Дмитрий Быков - Орфография
Очень возможно, что все это Клингенмайер выдумал. Несомненно было одно: зуевская белая буква зет и клингенмайеровская сухая дудка идеально подходили друг к другу и издавали странный, дивный, тревожный звук.
— Знаете, Фридрих Иванович, — робко улыбнулся Ять, все еще чувствующий себя слабым и подавленным. — Если я в силах хоть как-то отплатить вам за все, то считал бы за счастье подарить вам эту вторую половину… хотя и совершенно убежден, что всю эту прелестную новеллу вы сплели единственно для того, чтобы я не чувствовал себя только докучным посетителем.

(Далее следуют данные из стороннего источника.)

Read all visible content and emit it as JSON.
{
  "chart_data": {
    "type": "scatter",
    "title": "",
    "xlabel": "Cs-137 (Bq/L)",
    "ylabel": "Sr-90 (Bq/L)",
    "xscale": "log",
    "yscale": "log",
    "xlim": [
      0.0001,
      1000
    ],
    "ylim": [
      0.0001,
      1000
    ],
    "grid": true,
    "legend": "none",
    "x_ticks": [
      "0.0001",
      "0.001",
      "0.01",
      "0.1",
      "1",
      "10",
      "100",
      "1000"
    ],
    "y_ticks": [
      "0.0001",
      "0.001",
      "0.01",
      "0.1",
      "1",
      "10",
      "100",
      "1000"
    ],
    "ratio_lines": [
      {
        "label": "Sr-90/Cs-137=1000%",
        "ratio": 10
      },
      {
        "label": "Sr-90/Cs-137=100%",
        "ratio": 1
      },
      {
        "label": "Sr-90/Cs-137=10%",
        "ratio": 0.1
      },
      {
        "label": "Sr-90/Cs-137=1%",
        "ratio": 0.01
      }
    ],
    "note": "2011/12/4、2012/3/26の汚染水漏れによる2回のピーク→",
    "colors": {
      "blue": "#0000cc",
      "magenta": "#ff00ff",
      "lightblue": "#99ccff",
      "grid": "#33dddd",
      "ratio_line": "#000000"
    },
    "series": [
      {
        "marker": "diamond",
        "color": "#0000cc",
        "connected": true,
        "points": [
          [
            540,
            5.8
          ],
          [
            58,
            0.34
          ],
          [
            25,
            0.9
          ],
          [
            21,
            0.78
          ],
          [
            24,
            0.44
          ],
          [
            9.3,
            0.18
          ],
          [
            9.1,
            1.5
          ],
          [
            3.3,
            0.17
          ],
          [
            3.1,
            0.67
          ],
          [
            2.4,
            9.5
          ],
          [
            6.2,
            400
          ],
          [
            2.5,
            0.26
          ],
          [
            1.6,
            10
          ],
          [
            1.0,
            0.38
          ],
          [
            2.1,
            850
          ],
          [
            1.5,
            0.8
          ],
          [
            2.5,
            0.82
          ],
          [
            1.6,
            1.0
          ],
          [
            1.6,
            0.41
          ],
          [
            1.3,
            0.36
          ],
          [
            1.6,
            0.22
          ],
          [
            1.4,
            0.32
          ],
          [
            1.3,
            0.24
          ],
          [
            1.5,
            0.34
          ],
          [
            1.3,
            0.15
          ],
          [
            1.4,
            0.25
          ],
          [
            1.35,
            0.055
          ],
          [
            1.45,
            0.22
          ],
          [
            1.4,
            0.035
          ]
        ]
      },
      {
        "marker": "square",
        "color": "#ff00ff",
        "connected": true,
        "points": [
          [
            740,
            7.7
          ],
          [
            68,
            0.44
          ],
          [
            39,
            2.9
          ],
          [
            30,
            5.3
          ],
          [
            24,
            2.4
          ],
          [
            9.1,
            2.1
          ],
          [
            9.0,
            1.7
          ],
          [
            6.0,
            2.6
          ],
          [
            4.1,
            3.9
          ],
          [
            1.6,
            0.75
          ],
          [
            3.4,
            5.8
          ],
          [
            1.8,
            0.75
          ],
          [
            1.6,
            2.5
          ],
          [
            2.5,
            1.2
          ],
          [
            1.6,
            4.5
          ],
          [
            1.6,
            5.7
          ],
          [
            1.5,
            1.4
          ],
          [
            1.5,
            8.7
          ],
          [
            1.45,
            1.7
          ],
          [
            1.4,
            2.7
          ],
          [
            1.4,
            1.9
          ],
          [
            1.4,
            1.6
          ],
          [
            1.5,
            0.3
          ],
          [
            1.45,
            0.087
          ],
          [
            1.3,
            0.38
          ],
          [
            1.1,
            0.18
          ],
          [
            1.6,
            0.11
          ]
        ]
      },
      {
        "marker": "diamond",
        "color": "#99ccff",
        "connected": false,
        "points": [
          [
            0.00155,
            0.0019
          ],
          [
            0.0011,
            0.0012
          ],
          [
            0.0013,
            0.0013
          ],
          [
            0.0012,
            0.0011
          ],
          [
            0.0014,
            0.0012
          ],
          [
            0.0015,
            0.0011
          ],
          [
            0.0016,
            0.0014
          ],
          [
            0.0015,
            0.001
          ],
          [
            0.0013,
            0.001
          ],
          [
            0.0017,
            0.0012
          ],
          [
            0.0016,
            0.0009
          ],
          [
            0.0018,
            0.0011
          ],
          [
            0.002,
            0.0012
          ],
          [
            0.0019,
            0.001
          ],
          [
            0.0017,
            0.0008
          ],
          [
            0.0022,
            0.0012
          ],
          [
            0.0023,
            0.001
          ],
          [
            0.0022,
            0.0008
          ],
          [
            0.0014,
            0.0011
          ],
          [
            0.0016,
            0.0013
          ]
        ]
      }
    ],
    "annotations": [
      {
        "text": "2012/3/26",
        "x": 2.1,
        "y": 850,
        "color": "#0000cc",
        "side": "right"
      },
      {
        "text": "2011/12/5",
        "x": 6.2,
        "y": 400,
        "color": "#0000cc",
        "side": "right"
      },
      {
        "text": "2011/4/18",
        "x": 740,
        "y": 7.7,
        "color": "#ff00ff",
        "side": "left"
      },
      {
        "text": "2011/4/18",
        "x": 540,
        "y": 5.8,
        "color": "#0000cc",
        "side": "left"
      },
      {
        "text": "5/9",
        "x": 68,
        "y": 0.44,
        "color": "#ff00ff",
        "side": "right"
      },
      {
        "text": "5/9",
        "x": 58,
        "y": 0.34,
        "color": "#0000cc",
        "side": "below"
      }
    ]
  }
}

Клингенмайер исподлобья, внимательно посмотрел на него.
— Разубеждать вас не стану, — сказал он мягко. — Не стану и благодарить, ибо есть вещи, за которые не благодарят. Живите здесь, сколько нужно, и помните, что тремя веками жизни в моей лавке на полном пансионе не уравновесили бы вы этого дара. Вы когда-нибудь сами поймете всё, а пока милости прошу закусить.
3Странно было после двухмесячного отсутствия, в которое вместилось пять смен власти, два безумных путешествия, разрыв, снова прийти на Елагин остров. Поразительна была отходчивость природы: только что все спало мертвым сном, лежало покорной серой пустыней, но едва отпустило — началась бешеная подспудная работа, зароились тайные силы, повылезли жуки, червяки, ростки, обиды, надежды и желания. Жизнь перла отовсюду как бешеная. Вся поверхность Масляного луга, обратившаяся весной в царство черной жижи с подмытыми глинистыми краями и замшелыми статуями, разбросанными тут и там, готова была покрыться ядовитой ранней зеленью, похожей на плесень, и кое-где уже зазеленела.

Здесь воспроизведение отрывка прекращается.